When was the last time you revisited your company's mission or vision statement?

Do you even have one?

Your brand strategy includes your mission and vision statements because those are the top of your brand messaging architecture. All your marketing, product and sales messages cascade consistently down from there so that you're telling one story to yourself and to the market.

Mission and vision statements are anything but fluff and jargon. They are the guiding beacons to your success.

What is the Difference between Vision and Mission?

Your vision statement is the future state you desire. What do you want to see in the world as a result of your work? It's your why. This can be phrased as "We believe..." or "We imagine a world where..." It is larger than the products or services you provide on a daily basis or even your existing customer base.

Your mission statement narrows down what your organization specifically does to bring that vision to life. It is often phrased in terms of what you do to work toward the future state. For example, "Our mission is to deliver, provide, defend, inspire, enable, support...." It starts to get much more practical to inform what your company actually does for your customers. It also further defines how your brand chooses to achieve the vision.

If you have to look up your mission or vision statement on your website (as some of my clients have had to do in brand workshops), neither is doing you any good, and you need to start over. They should be tenets everyone understands, takes to heart and leverages on a daily basis.

Use Your Vision and Mission as a Compass Every Day

Your vision is the overarching reason everyone comes to work every day, customers should support you and partners should embrace you. It is the purpose of your existence. What kind of world are you trying to create? I often boldly challenge clients to think about the vision that would actually make their business obsolete and no longer needed.

Your mission ensures everyone understands what they are being tasked to do in pursuit of that vision. Are you all rowing in the same direction?

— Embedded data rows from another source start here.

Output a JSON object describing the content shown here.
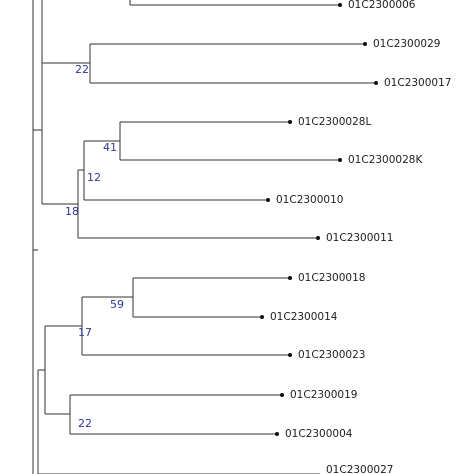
{
  "leaves": [
    {
      "label": "01C2300006"
    },
    {
      "label": "01C2300029"
    },
    {
      "label": "01C2300017"
    },
    {
      "label": "01C2300028L"
    },
    {
      "label": "01C2300028K"
    },
    {
      "label": "01C2300010"
    },
    {
      "label": "01C2300011"
    },
    {
      "label": "01C2300018"
    },
    {
      "label": "01C2300014"
    },
    {
      "label": "01C2300023"
    },
    {
      "label": "01C2300019"
    },
    {
      "label": "01C2300004"
    },
    {
      "label": "01C2300027"
    }
  ],
  "nodes": [
    {
      "support": "22"
    },
    {
      "support": "41"
    },
    {
      "support": "12"
    },
    {
      "support": "18"
    },
    {
      "support": "59"
    },
    {
      "support": "17"
    },
    {
      "support": "22"
    }
  ]
}
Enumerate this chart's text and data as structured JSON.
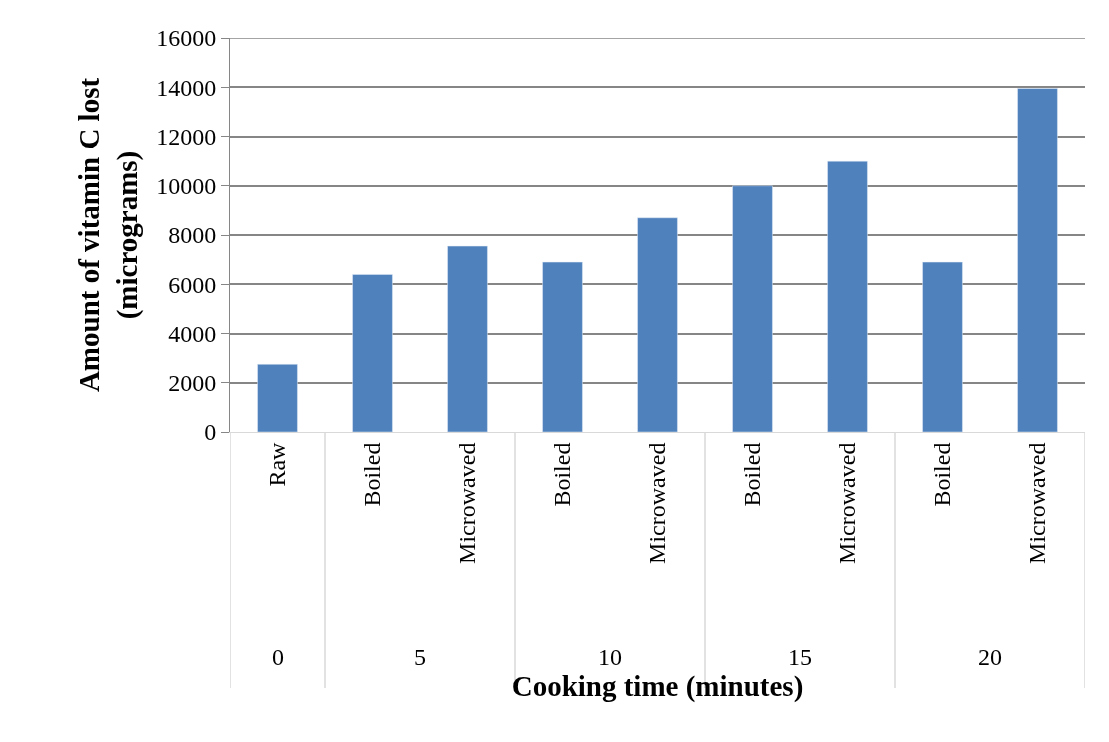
{
  "chart_data": {
    "type": "bar",
    "xlabel": "Cooking time (minutes)",
    "ylabel": "Amount of vitamin C lost\n(micrograms)",
    "categories": [
      "Raw",
      "Boiled",
      "Microwaved",
      "Boiled",
      "Microwaved",
      "Boiled",
      "Microwaved",
      "Boiled",
      "Microwaved"
    ],
    "values": [
      2750,
      6400,
      7550,
      6900,
      8700,
      10000,
      11000,
      6900,
      13950
    ],
    "color": "#4f81bd",
    "ylim": [
      0,
      16000
    ],
    "yticks": [
      0,
      2000,
      4000,
      6000,
      8000,
      10000,
      12000,
      14000,
      16000
    ],
    "grid": "y",
    "annotations": [
      "0",
      "5",
      "10",
      "15",
      "20"
    ]
  }
}
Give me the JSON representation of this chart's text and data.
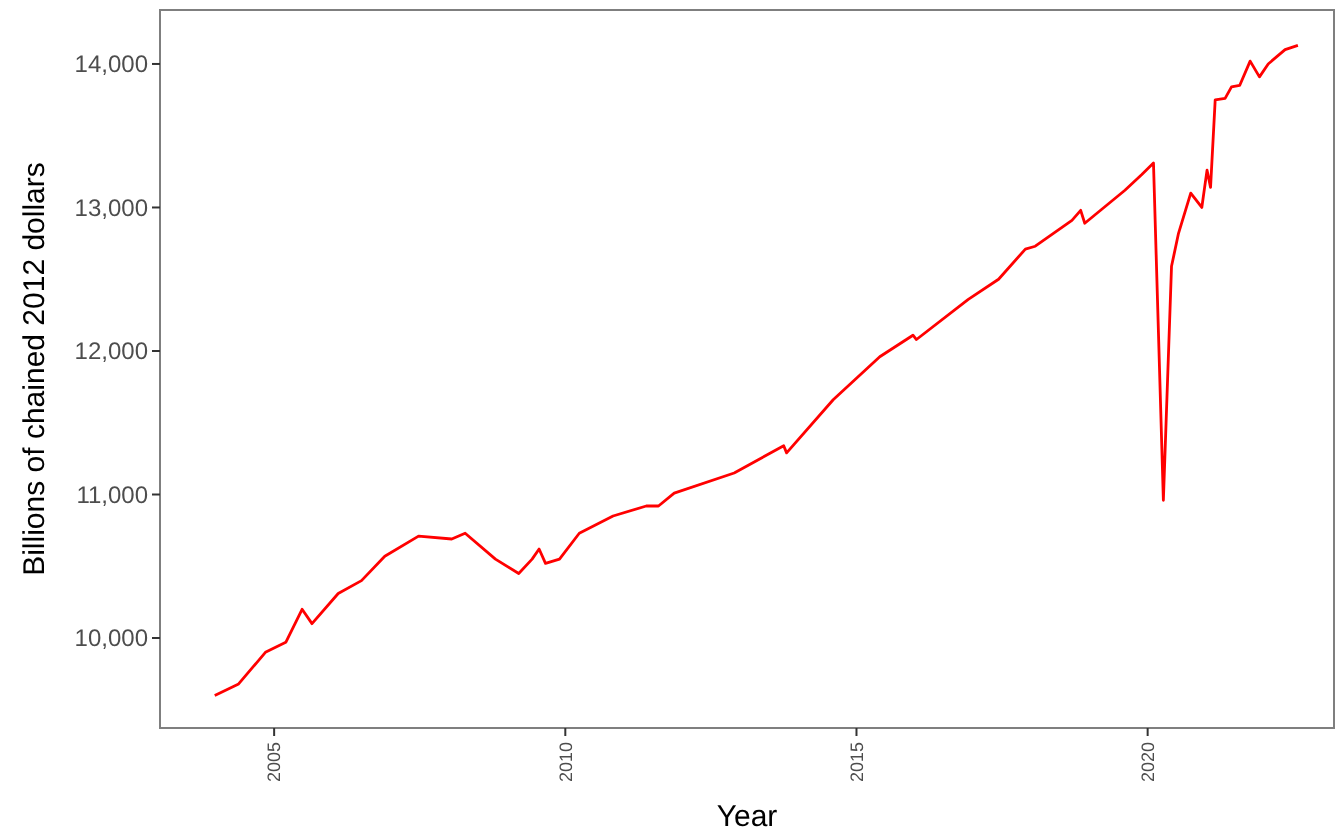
{
  "chart_data": {
    "type": "line",
    "xlabel": "Year",
    "ylabel": "Billions of chained 2012 dollars",
    "xlim": [
      2003.04,
      2023.2
    ],
    "ylim": [
      9373,
      14376
    ],
    "xticks": [
      2005,
      2010,
      2015,
      2020
    ],
    "yticks": [
      {
        "value": 10000,
        "label": "10,000"
      },
      {
        "value": 11000,
        "label": "11,000"
      },
      {
        "value": 12000,
        "label": "12,000"
      },
      {
        "value": 13000,
        "label": "13,000"
      },
      {
        "value": 14000,
        "label": "14,000"
      }
    ],
    "line_style": "solid",
    "series": [
      {
        "color": "#ff0000",
        "x": [
          2003.98,
          2004.39,
          2004.85,
          2005.2,
          2005.48,
          2005.65,
          2006.1,
          2006.5,
          2006.9,
          2007.48,
          2008.05,
          2008.28,
          2008.8,
          2009.2,
          2009.43,
          2009.55,
          2009.66,
          2009.9,
          2010.24,
          2010.82,
          2011.39,
          2011.6,
          2011.87,
          2012.9,
          2013.75,
          2013.8,
          2014.6,
          2015.4,
          2015.97,
          2016.03,
          2016.92,
          2017.44,
          2017.9,
          2018.07,
          2018.7,
          2018.85,
          2018.92,
          2019.61,
          2019.9,
          2020.1,
          2020.27,
          2020.41,
          2020.53,
          2020.74,
          2020.93,
          2021.02,
          2021.08,
          2021.16,
          2021.33,
          2021.44,
          2021.58,
          2021.76,
          2021.92,
          2022.07,
          2022.36,
          2022.58
        ],
        "values": [
          9600,
          9680,
          9900,
          9970,
          10200,
          10100,
          10310,
          10400,
          10570,
          10710,
          10690,
          10730,
          10550,
          10450,
          10550,
          10620,
          10520,
          10550,
          10730,
          10850,
          10920,
          10920,
          11010,
          11150,
          11340,
          11290,
          11660,
          11960,
          12110,
          12080,
          12360,
          12500,
          12710,
          12730,
          12910,
          12980,
          12890,
          13120,
          13230,
          13310,
          10960,
          12590,
          12820,
          13100,
          13000,
          13260,
          13140,
          13750,
          13760,
          13840,
          13850,
          14020,
          13910,
          14000,
          14100,
          14130
        ]
      }
    ]
  }
}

Your mission guides daily decisions and actions. It's a reality check for deciding what to put into the product, what additional services to offer, whether this task is a good use of the company's time, if this company is the right partner. And when communicated clearly to recruits, you ensure you're bringing in the right people to represent the brand — people who know what they are getting into and are up to the task. That's how you build an engaged workforce.

If you want to add a new feature, customer experience or offering, does it further your mission and vision? Or does it distract from it?

One CEO client of mine said it best: "We need a mission statement that we can ask ourselves in every meeting to ensure we are making the right decision."

Used correctly, your vision and mission statements provide the framework for all your customer communications as well. If your value proposition or product messaging doesn't align with and support the mission and vision, you're on the wrong track.

If you truly want to scale across a distributed workforce, various locations, and expanding product or service lines, all your people need to understand what journey they are on. Where do you play? Why do you do what you do? This is just the beginning of establishing an influential and sticky brand, and it informs everything else you do as individuals toward the company's goals, both long and short term. But when it's relegated to a pretty poster on the wall or website copy that no one remembers, it is the most overlooked part of a successful brand strategy.